Diese Norm legt zwei Methoden zur Bestimmung der Flammenausbreitungseigenschaften vertikal orientierter flexibler Materialien fest, die aus einer oder mehreren Komponenten (beschichtet, gedämpft, mehrschichtig, sandwich oder ähnlich) bestehen, wenn sie einer definierten kleinen Flamme ausgesetzt sind. Dieser Teststandard gilt nicht bei eingeschränkter Luftzufuhr oder Exposition gegenüber großen Quellen intensiver Wärme. Es ist auch nicht geeignet für Materialien mit starkem Schmelzen oder Schrumpfen.

DEFINITIONEN

-Zeit nach der Flamme: Die Zeit, in der das Material unter den festgelegten Testbedingungen nach dem Anlegen der Zündquelle weiterbrennt, in Sekunden (nächste Sekunde).

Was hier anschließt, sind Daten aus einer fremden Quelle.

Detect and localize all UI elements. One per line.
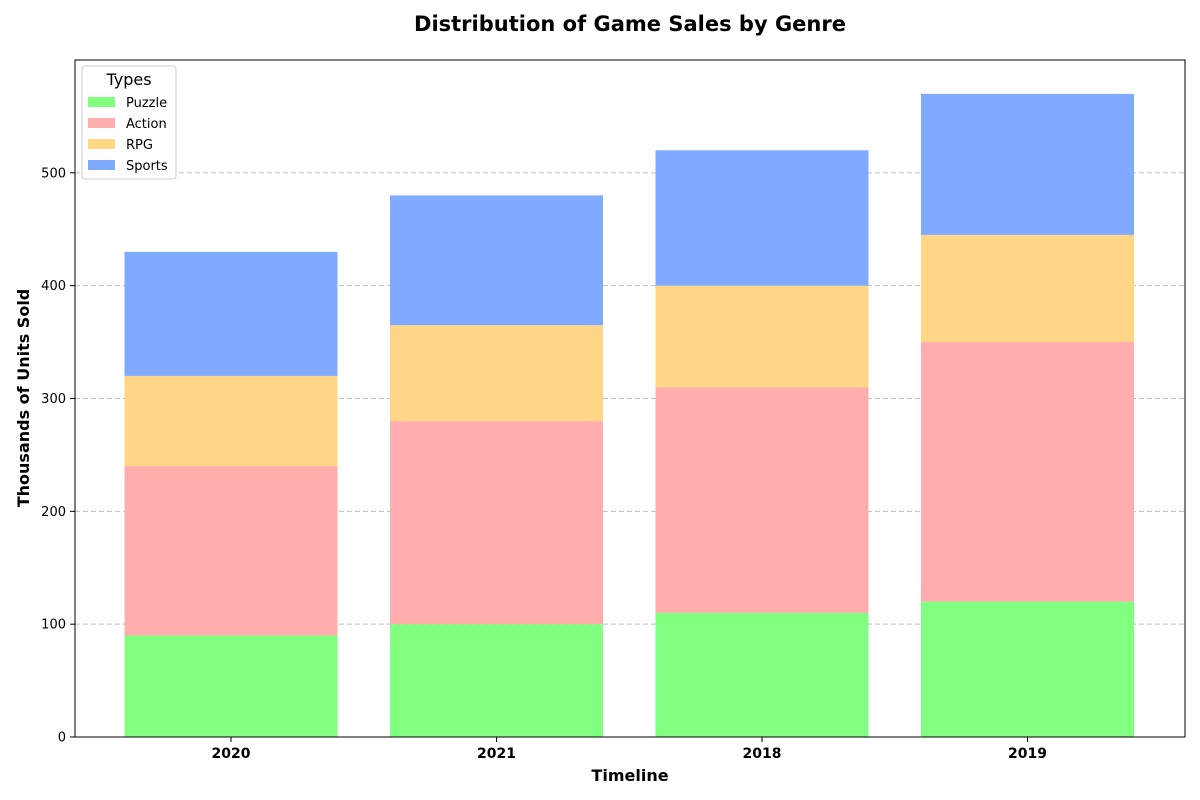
y-tick-label: 0: [58, 731, 66, 746]
legend-label-puzzle: Puzzle: [126, 96, 167, 111]
y-tick-label: 400: [41, 279, 66, 294]
bar-puzzle-2018: [655, 612, 869, 737]
bar-sports-2021: [390, 195, 603, 326]
bar-puzzle-2019: [921, 601, 1134, 737]
legend-box: [81, 65, 177, 180]
bar-rpg-2021: [390, 325, 603, 422]
legend-title: Types: [105, 70, 151, 89]
y-tick-label: 200: [41, 505, 66, 520]
bars-layer: [124, 93, 1134, 737]
bar-puzzle-2021: [390, 624, 603, 737]
legend-items: Puzzle Action RPG Sports: [88, 96, 168, 174]
x-tick-label: 2018: [743, 746, 782, 762]
y-tick-label: 300: [41, 392, 66, 407]
legend-label-sports: Sports: [126, 159, 168, 174]
bar-sports-2018: [655, 150, 869, 286]
chart-title: Distribution of Game Sales by Genre: [414, 12, 846, 36]
bar-puzzle-2020: [124, 635, 338, 737]
x-tick-label: 2019: [1008, 746, 1047, 762]
legend-label-rpg: RPG: [126, 138, 153, 153]
legend-swatch-rpg: [88, 139, 115, 149]
y-axis: 0 100 200 300 400 500: [41, 166, 75, 746]
y-tick-label: 100: [41, 618, 66, 633]
bar-action-2020: [124, 466, 338, 636]
bar-rpg-2019: [921, 234, 1134, 343]
bar-action-2018: [655, 387, 869, 613]
x-axis-label: Timeline: [591, 766, 668, 785]
legend-label-action: Action: [126, 117, 167, 132]
x-tick-label: 2020: [212, 746, 251, 762]
bar-rpg-2018: [655, 285, 869, 388]
bar-sports-2020: [124, 251, 338, 376]
bar-action-2021: [390, 421, 603, 625]
x-axis: 2020 2021 2018 2019: [212, 737, 1047, 762]
legend: Types Puzzle Action RPG Sports: [81, 65, 177, 180]
bar-rpg-2020: [124, 375, 338, 467]
y-tick-label: 500: [41, 166, 66, 181]
bar-action-2019: [921, 342, 1134, 602]
legend-swatch-action: [88, 118, 115, 128]
y-axis-label: Thousands of Units Sold: [14, 289, 33, 508]
x-tick-label: 2021: [477, 746, 516, 762]
bar-sports-2019: [921, 93, 1134, 235]
legend-swatch-sports: [88, 160, 115, 170]
legend-swatch-puzzle: [88, 97, 115, 107]
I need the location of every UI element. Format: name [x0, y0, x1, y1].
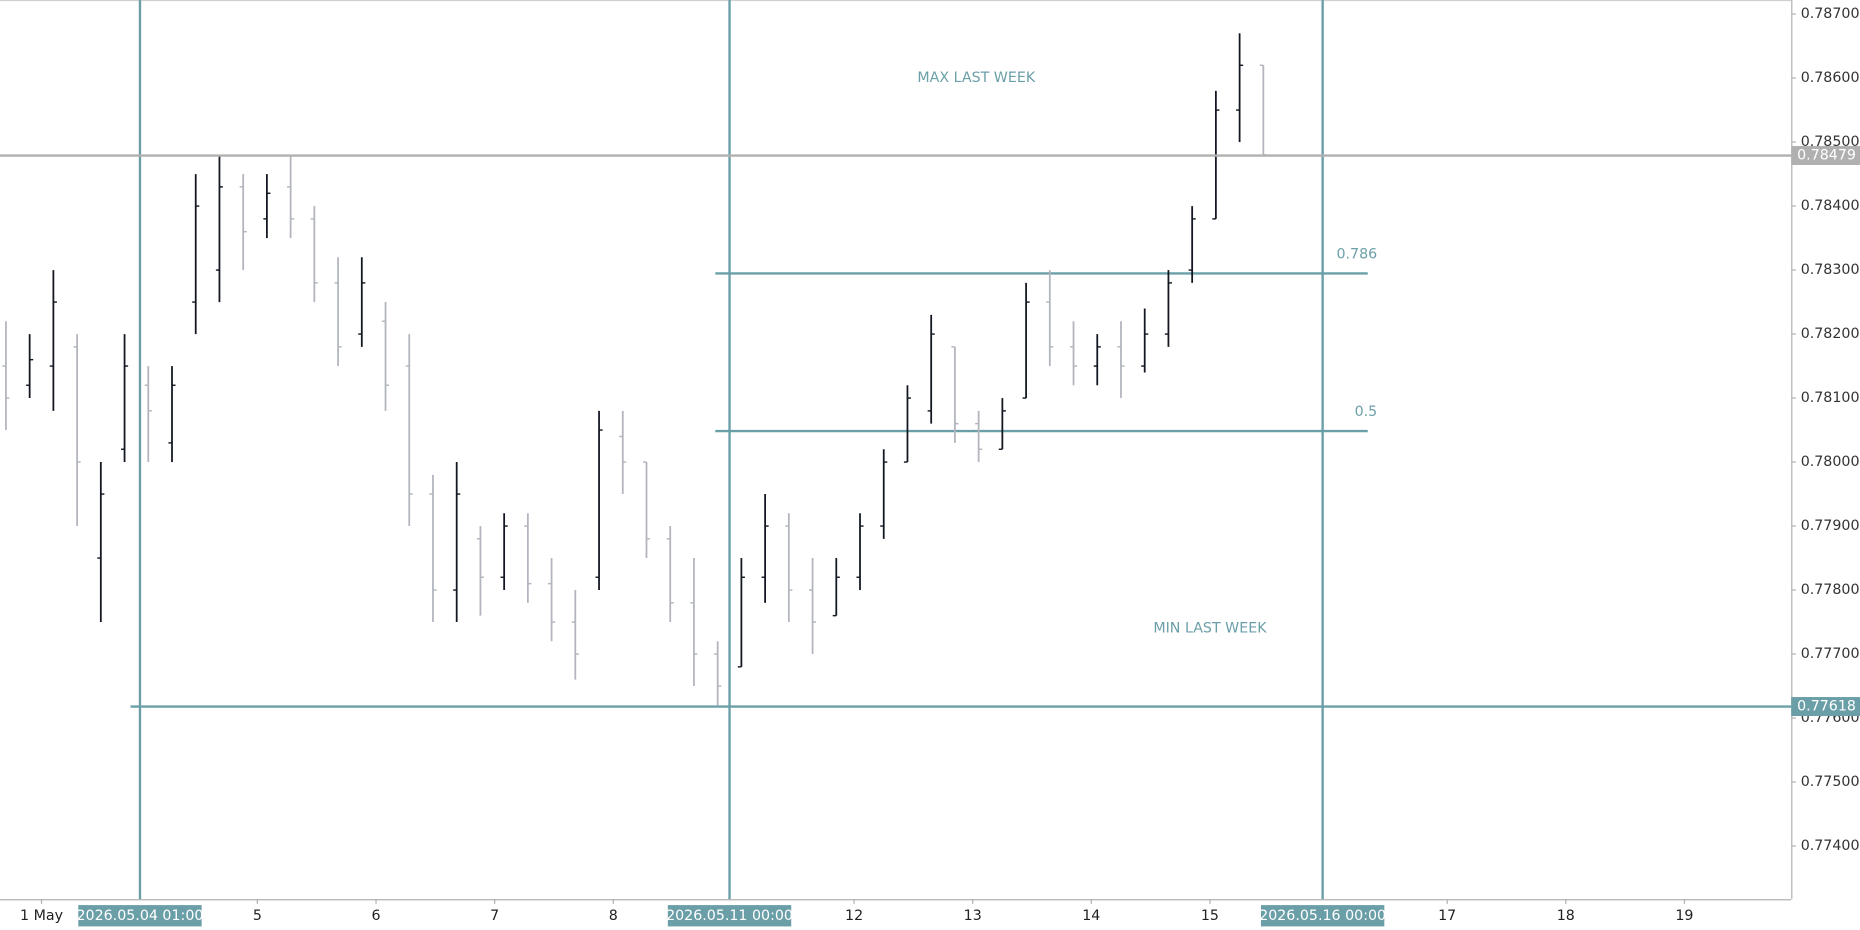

-Nach dem Leuchten: Das Restglühen ist eine Fortsetzung der Verbrennung mit der Entwicklung von Wärme und Licht, jedoch ohne Flamme.

-Zeit nach dem Glühen: Die Dauer des Dämmerungsleuchtens, in Sekunden.

-Karbonisierung: Bildung eines spröden kohlenstoffhaltigen Rückstands.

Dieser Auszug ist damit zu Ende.